Да, Православие — миросозерцание аскетизма, но радостного и светлого аскетизма. О, человечество, воспитанное в духе сатанинского ницшеанства и позитивизма! Как жаль, что не понимаешь ты, что может быть радостный и светлый аскетизм! Не мрачное и брезгливое отвержение материи и плоти, а радость подвига, в которой вся жизнь есть лишь действенное выявление своего аскетического мировоззрения, стремление к будущему «сонаследию со Христом». В свете невечернего дня Его Царствия момент смерти теряет эту ощутительную боль страха. В безбожном же мировоззрении остается неразрешимая проблема и пустота.
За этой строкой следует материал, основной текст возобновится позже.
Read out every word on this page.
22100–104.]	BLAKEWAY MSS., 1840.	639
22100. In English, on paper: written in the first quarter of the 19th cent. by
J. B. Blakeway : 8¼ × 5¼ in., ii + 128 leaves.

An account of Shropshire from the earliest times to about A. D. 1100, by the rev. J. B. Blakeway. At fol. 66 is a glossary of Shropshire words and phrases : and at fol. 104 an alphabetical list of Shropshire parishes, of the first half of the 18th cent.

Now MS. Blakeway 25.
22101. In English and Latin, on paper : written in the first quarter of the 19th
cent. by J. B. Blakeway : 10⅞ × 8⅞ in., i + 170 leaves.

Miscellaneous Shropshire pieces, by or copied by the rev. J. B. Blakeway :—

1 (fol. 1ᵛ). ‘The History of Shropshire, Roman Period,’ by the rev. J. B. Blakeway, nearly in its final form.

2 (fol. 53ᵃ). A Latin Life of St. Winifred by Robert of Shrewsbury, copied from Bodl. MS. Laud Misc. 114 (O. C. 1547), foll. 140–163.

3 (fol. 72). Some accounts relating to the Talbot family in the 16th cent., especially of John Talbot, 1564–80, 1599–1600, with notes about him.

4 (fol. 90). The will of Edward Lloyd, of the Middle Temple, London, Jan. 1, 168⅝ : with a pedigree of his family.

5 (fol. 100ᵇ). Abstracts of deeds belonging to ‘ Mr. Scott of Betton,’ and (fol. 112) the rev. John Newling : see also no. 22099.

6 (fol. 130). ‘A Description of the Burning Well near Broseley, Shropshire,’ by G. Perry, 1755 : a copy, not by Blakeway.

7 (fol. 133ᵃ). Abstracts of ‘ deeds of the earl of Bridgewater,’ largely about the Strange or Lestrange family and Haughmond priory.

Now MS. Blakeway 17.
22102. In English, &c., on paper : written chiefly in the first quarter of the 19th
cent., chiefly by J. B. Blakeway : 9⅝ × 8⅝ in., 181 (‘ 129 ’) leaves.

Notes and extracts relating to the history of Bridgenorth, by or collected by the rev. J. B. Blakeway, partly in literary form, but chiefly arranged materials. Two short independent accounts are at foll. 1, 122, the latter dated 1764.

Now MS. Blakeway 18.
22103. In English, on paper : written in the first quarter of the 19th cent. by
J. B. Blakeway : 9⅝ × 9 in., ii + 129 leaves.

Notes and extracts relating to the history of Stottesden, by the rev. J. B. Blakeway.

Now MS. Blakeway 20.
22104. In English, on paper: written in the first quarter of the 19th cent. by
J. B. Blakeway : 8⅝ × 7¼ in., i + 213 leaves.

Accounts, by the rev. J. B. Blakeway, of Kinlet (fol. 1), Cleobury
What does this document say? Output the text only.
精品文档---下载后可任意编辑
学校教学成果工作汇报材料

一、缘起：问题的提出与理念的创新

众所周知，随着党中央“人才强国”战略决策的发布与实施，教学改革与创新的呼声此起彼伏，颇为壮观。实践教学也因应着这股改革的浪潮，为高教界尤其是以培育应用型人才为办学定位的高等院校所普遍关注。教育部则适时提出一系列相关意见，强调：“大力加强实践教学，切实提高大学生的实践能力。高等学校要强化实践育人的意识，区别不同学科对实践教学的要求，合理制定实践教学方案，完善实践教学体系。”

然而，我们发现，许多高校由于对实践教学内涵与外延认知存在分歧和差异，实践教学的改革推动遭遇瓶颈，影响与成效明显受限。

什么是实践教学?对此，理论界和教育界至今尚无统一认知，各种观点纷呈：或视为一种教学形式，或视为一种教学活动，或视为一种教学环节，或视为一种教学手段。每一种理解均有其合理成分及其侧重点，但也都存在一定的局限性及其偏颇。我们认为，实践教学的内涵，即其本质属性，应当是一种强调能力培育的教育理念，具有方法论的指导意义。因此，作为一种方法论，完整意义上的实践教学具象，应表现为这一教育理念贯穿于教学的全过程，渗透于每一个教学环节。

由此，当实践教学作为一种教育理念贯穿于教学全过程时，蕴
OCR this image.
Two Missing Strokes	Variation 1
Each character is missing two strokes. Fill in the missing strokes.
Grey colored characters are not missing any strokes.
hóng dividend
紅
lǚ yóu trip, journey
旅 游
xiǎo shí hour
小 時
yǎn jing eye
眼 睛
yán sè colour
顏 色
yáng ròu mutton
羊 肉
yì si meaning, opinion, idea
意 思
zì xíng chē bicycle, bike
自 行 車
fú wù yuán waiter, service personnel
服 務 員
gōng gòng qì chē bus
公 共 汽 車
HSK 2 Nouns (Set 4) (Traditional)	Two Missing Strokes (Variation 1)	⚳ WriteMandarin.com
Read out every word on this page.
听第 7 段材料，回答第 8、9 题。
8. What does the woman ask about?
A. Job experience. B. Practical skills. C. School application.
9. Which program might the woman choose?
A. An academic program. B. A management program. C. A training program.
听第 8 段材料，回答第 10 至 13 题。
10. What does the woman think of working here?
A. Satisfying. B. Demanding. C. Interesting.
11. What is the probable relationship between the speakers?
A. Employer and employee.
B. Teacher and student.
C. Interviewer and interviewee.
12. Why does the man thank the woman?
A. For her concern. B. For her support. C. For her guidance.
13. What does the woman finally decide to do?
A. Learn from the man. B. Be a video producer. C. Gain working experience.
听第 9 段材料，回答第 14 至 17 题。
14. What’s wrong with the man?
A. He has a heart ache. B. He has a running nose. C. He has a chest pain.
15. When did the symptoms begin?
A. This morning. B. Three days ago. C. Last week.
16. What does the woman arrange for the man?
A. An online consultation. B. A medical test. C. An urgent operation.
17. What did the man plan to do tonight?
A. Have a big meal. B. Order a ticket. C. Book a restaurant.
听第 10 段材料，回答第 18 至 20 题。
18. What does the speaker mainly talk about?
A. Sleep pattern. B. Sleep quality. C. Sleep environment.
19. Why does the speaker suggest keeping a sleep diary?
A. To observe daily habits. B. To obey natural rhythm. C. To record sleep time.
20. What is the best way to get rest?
И снова антиномия — свобода и смерть. Человечество находится под гипнозом свободы, оно грезит призраком этой свободы, понимая ее как вольность и самость, и ему кажется, что оно действительно достигло ее, освободив себя от уз мнимого рабства. Оно забыло истинного Бога, оно захотело освободить себя от покорности Царю и послушности Богу и Церкви и в погоне за вольностью и самостью поклонилось ложным богам. Восставши против тех, к кому Бог повелел не прикасаться (Пс. 104, 15), оно отдало себя в рабство слепым вождям и в храмах новому богу, в капищах вольности и бунта поклонилось этому богу, став рабом его и потеряв истинную свободу Духа. У такого человечества нет выхода, ибо грозный облик смерти стережет всех.
В смерти нет свободы, нет вольности. Она подчиняет всех общему закону неизбежности конца. Страшны ему слова:
«человек, яко трава дние его, яко цвет сельный тако отцветет, яко дух пройде в нем и не будет и не познает к тому места своего…»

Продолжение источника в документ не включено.